Participate in the online forum where you and your fellow learners can interact, discuss course material, or answer questions. If your course involves a group project or collaborations with other members of your class, taking the time to find likeminded peers will help you later on as you form groups.
As many students are now discovering, studying online can also be isolating, especially without the social interactions that many classrooms offer. Making the effort to get to know other learners can enhance your online learning experience and could possibly lead to professional connections later on.
4. Ask your instructor for “office hours.”
Getting to know the others enrolled in your online courses is important, but talking one-on-one to your instructor is important, too. Your instructor has a vested interest in your success, so if there are issues that you’re having comprehending certain concepts, don’t try to go it alone. Get to know the instructor via email or during any online “office hours” that they’ve set up. You may get valuable insight into the materials and understand more about what the expectations for success in the course look like.
5. Create a Study Schedule
Once you’ve scheduled time to study, you need to determine how you’ll be spending it. Online courses require a significant amount of self-discipline, including making time to thoroughly go over the material and reviewing the concepts.
You may wish to make small goals for what you want to accomplish during each study session, such as finishing a couple of chapters, watching an online video and taking three pages of notes, or passing a post-module quiz.
Some people benefit from having a weekly plan, as well as a plan for each study session. For example, each week you can start with going over the week’s assignments and required reading and create your daily study plans based on that. Read over the assignment and then break up your study goals into your daily plans. At the end of the week, re-read the assignments or re-watch the videos and ensure that you’ve understood the concepts.
6. Contact Your Internet Provider about Coverage
This may go without saying but online learning depends on a reliable internet connection. Many Internet providers recognize that their customers are relying on them now more than ever, and are going out of their way to extend coverage and waive late fees. If you’re experiencing difficulties, it is unlikely you will ever have a more sympathetic ear from your Internet provider.
If you are having difficulties, you can try using your mobile phone as a hotspot. Like Internet providers, many mobile phone companies are removing data caps and doing their best to improve coverage during this crisis.
7. Participate in Online Study Groups
Sometimes, having study partners can help keep you motivated and can give you the help that you need to master difficult concepts. Reach out to others taking the class to team up for projects or to help you review the materials. Plus, your peers can be a valuable source of aid in mastering difficult concepts.
8. Engage with Different Learning Styles
The idea that different people have learning styles that suit them better than others is largely a myth. However, most people do benefit from engaging with material in a variety of ways. It isn’t that one student remembers written material better and another prefers audio/visual, but that engaging with some of each creates more dynamic learning memories that lead to better outcomes.
Online learning can help your students succeed, even in difficult circumstances.
The conditions students are facing as they finish the semester this year are unprecedented. Learners will be struggling, and they will need their institutions to step up and help however possible. The silver lining, however, is that only a couple decades ago, online education wouldn’t even have been a possibility.

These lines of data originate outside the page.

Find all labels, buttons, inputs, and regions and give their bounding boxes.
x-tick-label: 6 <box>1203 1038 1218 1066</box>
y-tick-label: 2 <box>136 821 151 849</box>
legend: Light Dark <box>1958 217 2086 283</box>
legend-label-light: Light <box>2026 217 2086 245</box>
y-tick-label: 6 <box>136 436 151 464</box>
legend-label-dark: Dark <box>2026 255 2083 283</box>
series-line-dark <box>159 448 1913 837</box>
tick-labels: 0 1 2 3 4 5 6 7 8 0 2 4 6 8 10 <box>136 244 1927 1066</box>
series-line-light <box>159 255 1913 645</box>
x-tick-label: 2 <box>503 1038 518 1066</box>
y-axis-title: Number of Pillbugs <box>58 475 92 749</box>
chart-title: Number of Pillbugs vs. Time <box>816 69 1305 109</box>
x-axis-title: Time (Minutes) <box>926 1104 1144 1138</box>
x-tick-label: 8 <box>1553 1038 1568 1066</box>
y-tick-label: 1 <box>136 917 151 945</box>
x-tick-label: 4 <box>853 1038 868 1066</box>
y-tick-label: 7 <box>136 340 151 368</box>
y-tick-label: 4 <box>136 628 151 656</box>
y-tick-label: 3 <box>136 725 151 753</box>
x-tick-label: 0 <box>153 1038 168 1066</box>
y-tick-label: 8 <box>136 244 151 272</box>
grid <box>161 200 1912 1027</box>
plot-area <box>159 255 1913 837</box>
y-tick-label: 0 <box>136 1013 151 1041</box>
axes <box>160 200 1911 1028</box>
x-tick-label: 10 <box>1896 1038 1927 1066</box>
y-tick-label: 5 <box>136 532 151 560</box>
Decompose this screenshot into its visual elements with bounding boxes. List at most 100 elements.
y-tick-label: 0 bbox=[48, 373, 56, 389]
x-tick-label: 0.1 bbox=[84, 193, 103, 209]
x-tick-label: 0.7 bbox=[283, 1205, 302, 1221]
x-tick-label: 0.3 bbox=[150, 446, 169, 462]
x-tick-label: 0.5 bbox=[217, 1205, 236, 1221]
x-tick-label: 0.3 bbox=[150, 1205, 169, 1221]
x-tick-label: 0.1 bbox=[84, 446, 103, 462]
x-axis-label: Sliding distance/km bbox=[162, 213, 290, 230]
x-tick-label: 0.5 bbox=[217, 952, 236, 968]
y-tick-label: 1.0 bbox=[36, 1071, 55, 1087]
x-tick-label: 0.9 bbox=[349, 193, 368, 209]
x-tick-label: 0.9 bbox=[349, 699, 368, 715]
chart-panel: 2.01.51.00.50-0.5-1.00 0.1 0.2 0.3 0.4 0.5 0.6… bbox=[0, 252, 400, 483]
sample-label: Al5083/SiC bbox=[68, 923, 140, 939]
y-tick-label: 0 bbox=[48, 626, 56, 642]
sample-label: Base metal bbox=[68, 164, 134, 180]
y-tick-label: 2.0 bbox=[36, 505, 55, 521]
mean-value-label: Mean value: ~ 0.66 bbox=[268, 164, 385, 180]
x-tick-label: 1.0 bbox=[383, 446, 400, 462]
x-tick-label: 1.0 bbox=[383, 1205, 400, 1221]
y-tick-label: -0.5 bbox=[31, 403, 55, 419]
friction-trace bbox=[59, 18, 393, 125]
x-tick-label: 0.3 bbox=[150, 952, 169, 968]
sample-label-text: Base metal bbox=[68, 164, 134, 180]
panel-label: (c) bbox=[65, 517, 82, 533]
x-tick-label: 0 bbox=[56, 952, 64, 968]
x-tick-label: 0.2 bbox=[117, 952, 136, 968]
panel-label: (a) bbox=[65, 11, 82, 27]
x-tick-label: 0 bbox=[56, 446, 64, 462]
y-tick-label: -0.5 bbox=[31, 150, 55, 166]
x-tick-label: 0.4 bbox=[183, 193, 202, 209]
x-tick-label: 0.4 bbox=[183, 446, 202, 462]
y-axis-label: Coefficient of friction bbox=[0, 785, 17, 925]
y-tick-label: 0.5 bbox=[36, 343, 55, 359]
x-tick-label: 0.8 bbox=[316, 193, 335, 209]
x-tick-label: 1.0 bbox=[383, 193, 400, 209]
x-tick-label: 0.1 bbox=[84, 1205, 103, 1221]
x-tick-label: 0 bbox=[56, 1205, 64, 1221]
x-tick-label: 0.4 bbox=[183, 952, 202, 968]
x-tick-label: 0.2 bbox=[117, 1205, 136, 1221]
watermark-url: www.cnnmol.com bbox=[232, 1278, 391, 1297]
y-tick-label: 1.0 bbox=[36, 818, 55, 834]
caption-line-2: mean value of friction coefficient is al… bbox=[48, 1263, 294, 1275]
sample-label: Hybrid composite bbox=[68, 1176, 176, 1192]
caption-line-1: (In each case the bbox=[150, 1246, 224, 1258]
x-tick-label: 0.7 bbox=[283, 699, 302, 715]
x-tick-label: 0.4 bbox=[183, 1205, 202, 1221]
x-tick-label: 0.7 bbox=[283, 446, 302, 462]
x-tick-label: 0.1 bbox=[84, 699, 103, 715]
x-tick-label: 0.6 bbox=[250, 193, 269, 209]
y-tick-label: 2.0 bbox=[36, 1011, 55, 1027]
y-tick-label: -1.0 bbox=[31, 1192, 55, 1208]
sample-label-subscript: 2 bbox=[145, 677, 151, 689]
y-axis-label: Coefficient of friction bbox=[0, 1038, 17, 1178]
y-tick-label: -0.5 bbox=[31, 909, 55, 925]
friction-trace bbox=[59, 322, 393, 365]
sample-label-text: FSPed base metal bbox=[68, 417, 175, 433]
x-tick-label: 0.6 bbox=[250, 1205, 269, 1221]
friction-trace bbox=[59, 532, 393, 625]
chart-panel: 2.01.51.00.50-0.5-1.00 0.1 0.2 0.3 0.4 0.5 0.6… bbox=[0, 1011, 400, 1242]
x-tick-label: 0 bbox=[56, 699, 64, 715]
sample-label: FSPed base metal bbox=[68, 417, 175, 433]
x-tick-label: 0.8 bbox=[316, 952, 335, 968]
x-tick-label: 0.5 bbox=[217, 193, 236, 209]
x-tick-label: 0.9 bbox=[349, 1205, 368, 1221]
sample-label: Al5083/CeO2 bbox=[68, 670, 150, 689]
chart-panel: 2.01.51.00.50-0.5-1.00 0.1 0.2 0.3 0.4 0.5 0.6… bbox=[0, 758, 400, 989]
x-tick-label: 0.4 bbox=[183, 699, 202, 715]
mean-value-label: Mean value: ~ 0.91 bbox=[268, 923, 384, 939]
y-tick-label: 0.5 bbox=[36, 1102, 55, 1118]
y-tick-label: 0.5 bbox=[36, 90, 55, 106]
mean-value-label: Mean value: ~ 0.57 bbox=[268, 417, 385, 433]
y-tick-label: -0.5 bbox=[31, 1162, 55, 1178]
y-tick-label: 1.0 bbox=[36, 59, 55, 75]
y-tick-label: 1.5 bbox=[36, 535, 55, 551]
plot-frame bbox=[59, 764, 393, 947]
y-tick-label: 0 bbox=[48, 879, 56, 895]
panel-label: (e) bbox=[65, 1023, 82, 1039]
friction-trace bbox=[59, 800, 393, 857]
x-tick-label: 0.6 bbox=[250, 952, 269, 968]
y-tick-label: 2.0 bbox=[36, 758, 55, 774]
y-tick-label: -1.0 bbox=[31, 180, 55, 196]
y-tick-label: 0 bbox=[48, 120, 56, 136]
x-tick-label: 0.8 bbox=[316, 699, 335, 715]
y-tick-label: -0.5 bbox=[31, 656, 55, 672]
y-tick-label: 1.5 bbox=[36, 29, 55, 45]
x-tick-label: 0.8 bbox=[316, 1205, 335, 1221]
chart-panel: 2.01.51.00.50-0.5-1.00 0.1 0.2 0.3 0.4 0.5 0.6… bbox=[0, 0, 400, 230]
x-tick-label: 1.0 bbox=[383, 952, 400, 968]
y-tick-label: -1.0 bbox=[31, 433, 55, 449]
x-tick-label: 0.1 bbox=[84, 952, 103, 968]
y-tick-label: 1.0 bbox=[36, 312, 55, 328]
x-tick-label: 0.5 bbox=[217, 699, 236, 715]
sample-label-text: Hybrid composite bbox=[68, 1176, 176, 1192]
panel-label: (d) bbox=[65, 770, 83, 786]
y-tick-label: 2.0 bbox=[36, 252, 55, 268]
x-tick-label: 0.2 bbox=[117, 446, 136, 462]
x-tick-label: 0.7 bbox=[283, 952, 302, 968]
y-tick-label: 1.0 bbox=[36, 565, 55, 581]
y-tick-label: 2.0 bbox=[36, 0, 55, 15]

Helping your students move forward under these circumstances can bring stability to an otherwise uncertain time, and can prevent them from falling behind in their degree program. Student support is more important now than ever before. Providing guidelines and advice is helpful, but being available for office hours is also an imperative. The more you can do now, the better positioned your students will be when this is over to continue with their studies on firm footing.